NETHERLANDS - The €9.3bn pension fund of ABN AMRO recovered from a shortfall of its funding and financial reserves due to a 5.8% return on investments, as well as recovering equity markets and rising interest rates last year.
It saw its nominal cover ratio rise to 116% - 3 percentage points above its required funding - after an absolute low of 103% at end-February, according to its annual report for 2009.
The scheme indicated it was continuing with its "dynamic investment policy" for securities, which led to a rise of its equity holdings from 14% to 47% at year-end.
With a yield of 33.5%, equity was the best-performing asset class and the main contributor to the overall return of 26.4%.
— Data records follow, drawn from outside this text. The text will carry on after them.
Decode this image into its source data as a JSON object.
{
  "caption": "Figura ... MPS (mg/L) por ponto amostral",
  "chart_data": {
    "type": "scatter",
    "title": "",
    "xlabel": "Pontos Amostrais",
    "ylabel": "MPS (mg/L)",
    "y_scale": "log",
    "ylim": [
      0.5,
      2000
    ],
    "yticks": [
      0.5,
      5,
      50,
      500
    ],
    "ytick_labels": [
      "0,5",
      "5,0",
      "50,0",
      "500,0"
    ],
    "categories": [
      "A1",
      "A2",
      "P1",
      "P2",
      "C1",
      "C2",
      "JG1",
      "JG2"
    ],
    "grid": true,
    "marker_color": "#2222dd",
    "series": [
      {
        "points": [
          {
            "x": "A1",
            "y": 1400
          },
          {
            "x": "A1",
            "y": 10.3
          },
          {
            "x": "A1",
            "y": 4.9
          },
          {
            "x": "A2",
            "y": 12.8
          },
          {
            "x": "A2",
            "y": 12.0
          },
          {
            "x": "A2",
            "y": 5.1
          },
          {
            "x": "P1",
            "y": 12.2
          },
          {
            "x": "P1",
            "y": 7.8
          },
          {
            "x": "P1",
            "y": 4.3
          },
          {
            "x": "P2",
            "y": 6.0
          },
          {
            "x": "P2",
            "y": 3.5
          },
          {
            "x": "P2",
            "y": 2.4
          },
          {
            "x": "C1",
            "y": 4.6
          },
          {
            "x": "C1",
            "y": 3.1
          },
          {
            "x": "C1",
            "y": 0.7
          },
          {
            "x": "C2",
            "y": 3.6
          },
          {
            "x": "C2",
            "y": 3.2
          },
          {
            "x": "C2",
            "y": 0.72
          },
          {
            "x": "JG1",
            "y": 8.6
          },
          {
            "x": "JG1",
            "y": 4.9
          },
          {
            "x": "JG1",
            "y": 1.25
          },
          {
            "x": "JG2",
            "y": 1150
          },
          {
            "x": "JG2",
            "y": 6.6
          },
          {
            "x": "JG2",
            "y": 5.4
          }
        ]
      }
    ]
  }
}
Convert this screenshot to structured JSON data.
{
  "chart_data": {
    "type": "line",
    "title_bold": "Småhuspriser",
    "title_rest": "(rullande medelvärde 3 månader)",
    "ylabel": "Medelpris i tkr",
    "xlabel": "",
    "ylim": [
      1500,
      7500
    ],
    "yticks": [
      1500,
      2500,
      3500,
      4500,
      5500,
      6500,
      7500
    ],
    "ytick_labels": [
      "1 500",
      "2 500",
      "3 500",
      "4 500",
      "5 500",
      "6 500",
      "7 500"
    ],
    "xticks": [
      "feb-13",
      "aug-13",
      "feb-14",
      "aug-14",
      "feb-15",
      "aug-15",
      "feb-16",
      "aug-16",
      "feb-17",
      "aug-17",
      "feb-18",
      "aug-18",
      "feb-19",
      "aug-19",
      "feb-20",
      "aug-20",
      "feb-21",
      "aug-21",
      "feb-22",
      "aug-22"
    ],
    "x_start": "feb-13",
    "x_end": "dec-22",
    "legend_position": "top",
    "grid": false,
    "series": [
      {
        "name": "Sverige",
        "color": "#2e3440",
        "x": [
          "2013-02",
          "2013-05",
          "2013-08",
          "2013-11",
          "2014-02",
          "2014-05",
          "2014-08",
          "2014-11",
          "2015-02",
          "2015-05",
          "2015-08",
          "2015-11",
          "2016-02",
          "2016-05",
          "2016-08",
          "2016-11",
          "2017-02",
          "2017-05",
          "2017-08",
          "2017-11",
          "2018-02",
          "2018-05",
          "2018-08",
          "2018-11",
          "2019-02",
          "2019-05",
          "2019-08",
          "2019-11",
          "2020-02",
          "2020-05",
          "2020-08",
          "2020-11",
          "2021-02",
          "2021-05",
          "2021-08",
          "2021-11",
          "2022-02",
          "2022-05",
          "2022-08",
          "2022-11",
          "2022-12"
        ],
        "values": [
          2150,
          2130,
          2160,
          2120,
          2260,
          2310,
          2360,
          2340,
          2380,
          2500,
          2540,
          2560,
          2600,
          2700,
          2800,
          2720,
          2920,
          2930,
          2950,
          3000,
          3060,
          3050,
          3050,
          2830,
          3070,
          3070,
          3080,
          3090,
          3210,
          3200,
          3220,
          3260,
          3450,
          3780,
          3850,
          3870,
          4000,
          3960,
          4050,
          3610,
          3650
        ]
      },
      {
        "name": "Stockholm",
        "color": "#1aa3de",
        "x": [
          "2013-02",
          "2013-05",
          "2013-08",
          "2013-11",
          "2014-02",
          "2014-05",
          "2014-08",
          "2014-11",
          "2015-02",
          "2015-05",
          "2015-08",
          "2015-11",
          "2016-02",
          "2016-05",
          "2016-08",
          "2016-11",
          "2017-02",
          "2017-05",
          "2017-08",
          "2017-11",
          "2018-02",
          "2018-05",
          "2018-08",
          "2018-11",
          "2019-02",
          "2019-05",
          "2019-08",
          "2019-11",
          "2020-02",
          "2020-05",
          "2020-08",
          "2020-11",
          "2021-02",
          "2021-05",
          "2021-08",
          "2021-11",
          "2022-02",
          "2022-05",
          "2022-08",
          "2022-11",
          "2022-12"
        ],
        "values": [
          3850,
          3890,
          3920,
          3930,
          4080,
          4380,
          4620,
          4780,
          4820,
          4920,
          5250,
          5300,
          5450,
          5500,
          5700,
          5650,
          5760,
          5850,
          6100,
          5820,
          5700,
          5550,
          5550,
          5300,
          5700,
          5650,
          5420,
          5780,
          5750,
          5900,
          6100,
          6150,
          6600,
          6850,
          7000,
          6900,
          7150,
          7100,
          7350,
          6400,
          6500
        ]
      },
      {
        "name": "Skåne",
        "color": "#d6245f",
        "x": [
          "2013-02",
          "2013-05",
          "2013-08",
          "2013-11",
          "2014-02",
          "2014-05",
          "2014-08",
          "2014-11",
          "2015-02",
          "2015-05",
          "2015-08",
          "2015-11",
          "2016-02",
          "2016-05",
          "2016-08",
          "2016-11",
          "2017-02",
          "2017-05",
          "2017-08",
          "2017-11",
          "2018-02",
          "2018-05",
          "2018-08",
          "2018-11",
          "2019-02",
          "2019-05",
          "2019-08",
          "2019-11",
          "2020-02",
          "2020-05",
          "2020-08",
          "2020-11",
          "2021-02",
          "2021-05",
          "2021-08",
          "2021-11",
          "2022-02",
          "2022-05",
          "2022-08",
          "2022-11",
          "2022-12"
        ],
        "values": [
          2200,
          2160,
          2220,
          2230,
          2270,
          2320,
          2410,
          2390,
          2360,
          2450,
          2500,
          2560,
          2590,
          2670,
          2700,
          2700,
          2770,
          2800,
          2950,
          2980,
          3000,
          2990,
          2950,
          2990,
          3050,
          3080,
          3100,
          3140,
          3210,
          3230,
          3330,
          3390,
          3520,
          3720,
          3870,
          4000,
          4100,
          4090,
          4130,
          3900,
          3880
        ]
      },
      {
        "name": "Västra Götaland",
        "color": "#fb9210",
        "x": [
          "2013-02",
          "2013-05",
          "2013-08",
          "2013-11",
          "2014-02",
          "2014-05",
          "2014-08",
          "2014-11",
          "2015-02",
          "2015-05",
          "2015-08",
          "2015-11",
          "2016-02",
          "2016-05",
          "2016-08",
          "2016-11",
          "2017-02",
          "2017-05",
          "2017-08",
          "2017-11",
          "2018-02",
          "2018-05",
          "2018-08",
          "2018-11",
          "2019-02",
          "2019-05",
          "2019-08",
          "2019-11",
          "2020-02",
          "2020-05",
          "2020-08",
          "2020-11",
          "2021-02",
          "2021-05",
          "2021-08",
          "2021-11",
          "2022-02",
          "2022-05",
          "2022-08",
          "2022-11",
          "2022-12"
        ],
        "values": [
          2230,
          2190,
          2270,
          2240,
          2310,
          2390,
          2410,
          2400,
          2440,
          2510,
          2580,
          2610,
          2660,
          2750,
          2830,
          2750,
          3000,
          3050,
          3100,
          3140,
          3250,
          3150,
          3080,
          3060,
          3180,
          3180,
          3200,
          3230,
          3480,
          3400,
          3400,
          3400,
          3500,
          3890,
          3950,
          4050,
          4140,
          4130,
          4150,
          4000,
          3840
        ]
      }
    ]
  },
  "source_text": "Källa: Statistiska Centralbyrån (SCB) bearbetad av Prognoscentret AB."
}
The return portfolio is aimed at creating addition returns for indexation and consists of almost 30% of the scheme's assets.
In contrast, its 70% liability-matching portfolio produced a loss of 1.1%.
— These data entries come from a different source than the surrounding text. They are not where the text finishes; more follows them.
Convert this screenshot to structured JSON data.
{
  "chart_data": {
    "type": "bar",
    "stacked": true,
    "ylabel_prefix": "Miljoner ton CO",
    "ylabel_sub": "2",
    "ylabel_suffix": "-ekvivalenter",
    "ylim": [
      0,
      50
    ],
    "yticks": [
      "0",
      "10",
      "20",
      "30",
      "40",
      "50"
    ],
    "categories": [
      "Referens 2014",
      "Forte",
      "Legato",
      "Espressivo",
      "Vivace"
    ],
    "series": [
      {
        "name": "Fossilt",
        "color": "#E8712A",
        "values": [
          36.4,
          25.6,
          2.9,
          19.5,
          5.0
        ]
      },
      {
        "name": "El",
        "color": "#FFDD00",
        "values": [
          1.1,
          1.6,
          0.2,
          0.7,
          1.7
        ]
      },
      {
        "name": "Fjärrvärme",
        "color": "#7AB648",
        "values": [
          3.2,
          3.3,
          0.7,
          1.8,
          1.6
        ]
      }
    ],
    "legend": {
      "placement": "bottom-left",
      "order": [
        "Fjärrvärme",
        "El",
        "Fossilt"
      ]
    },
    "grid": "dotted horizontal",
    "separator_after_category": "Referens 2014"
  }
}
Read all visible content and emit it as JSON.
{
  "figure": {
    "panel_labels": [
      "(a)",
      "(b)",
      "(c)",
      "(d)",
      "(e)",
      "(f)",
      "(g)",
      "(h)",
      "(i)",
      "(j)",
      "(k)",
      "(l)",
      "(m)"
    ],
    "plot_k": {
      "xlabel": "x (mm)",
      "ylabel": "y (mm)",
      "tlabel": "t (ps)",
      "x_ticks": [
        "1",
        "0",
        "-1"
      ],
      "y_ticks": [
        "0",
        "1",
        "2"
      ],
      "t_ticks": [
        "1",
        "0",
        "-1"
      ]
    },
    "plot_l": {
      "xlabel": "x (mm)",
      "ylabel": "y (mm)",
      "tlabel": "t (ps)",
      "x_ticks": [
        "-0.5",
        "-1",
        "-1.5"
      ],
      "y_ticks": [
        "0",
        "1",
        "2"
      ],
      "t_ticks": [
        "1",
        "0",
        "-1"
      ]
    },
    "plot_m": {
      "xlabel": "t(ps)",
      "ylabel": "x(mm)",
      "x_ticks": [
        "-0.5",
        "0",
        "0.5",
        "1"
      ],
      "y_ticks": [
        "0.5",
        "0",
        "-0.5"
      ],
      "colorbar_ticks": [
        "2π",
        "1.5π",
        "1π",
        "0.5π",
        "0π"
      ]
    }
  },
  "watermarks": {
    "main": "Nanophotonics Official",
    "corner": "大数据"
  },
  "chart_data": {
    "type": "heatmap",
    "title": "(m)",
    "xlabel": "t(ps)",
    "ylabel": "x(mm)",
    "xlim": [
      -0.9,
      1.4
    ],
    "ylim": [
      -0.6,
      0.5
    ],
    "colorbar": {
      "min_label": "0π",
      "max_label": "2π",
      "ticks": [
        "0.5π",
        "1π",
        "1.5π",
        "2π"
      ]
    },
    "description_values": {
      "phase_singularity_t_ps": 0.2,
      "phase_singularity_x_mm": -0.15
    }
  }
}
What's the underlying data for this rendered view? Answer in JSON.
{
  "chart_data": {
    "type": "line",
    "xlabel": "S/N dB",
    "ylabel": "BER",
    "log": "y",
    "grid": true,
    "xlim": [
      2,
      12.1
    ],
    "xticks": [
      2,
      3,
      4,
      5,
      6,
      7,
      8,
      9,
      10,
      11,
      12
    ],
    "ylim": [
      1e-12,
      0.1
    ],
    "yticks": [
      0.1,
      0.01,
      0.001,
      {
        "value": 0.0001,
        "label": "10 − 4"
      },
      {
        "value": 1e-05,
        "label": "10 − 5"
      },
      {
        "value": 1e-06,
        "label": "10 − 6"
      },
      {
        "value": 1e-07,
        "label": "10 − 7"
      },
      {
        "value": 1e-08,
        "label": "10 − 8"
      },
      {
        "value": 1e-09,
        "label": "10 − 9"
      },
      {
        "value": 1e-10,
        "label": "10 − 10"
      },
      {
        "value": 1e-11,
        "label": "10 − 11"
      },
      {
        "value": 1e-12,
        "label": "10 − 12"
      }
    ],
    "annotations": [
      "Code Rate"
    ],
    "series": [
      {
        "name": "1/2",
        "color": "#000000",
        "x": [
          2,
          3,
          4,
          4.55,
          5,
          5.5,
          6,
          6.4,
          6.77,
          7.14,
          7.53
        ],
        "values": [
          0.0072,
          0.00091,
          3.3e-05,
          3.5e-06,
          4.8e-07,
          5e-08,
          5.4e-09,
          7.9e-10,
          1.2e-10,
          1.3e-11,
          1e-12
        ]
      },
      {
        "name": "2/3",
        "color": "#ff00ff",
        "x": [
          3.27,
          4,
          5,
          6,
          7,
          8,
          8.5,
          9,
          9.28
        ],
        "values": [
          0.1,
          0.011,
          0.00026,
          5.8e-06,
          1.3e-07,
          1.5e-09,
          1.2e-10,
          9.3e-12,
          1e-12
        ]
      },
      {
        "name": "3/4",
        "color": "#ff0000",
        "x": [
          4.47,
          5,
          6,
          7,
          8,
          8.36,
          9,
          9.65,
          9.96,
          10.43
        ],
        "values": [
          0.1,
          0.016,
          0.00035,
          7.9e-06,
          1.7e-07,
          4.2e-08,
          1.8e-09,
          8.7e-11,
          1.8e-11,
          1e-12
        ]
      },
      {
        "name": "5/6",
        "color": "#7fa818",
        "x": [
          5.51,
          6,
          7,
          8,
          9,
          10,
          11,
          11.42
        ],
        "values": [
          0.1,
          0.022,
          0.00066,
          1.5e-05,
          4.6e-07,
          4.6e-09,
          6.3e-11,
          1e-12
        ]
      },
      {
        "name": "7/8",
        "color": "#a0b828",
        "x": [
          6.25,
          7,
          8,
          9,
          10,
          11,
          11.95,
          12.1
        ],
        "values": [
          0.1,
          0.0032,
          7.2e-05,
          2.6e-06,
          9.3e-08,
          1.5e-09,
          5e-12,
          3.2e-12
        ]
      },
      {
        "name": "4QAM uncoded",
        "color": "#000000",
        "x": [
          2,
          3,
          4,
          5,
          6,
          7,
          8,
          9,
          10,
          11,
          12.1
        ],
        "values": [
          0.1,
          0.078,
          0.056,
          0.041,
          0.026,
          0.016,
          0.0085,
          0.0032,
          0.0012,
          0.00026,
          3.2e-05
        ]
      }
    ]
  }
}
Officials emphasised that the pension fund had removed commodities - which returned 12.4% and had been managed under a passive mandate - from the return portfolio, as a "structural long position doesn't generate sufficient risk premium".
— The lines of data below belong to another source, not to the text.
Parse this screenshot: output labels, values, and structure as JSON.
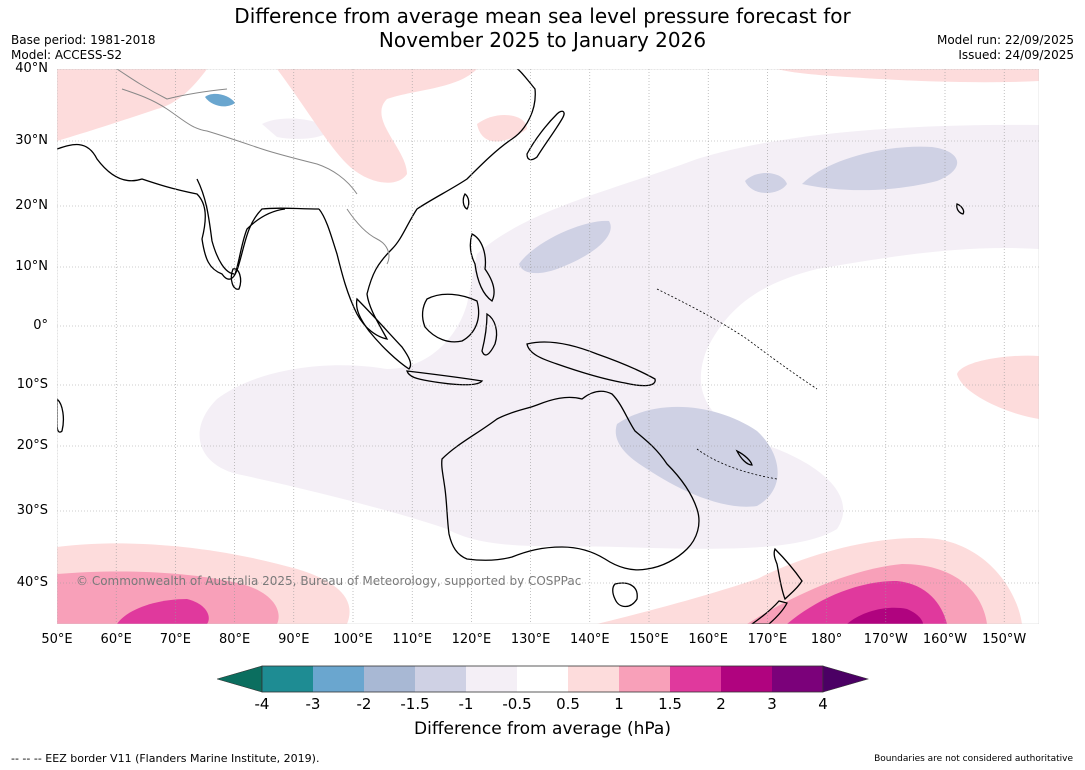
{
  "title": {
    "line1": "Difference from average mean sea level pressure forecast for",
    "line2": "November 2025 to January 2026"
  },
  "meta_left": {
    "base_period": "Base period: 1981-2018",
    "model": "Model: ACCESS-S2"
  },
  "meta_right": {
    "model_run": "Model run: 22/09/2025",
    "issued": "Issued: 24/09/2025"
  },
  "map": {
    "latitude_labels": [
      "40°N",
      "30°N",
      "20°N",
      "10°N",
      "0°",
      "10°S",
      "20°S",
      "30°S",
      "40°S"
    ],
    "longitude_labels": [
      "50°E",
      "60°E",
      "70°E",
      "80°E",
      "90°E",
      "100°E",
      "110°E",
      "120°E",
      "130°E",
      "140°E",
      "150°E",
      "160°E",
      "170°E",
      "180°",
      "170°W",
      "160°W",
      "150°W"
    ],
    "copyright": "© Commonwealth of Australia 2025, Bureau of Meteorology, supported by COSPPac"
  },
  "colorbar": {
    "tick_labels": [
      "-4",
      "-3",
      "-2",
      "-1.5",
      "-1",
      "-0.5",
      "0.5",
      "1",
      "1.5",
      "2",
      "3",
      "4"
    ],
    "colors": [
      "#1e8c93",
      "#6aa6cf",
      "#a8b8d4",
      "#cfd1e4",
      "#f4eff6",
      "#ffffff",
      "#fddcdc",
      "#f8a0b9",
      "#e0399d",
      "#b0037f",
      "#7b017a"
    ],
    "under_color": "#0b6e5f",
    "over_color": "#4b0064",
    "title": "Difference from average (hPa)"
  },
  "footer": {
    "eez_note": "--  --  -- EEZ border V11 (Flanders Marine Institute, 2019).",
    "disclaimer": "Boundaries are not considered authoritative"
  }
}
The scheme has shifted the corporate bond holdings from the matching portfolio to the return portfolio instead, officials said.
The pension fund also said it had terminated the active management of its equity portfolio for developing markets, as well as the active currency management, as the latter failed to generate sufficient additional returns.
The passive equity mandate, which has increased as a result, has been spread over more than one asset manager, it added.
The scheme said it kept its hedge of the interest risk on liabilities at 85%, while hedging 96% of its currency risk.
It said it had hedged the currency risk in its equity portfolio through an overlay, but noted it had not covered the currency risk of emerging markets.
The Stichting Pensioenfonds ABN AMRO Bank has 22,510 active participants, 39,100 deferred members and 17,665 pensioners.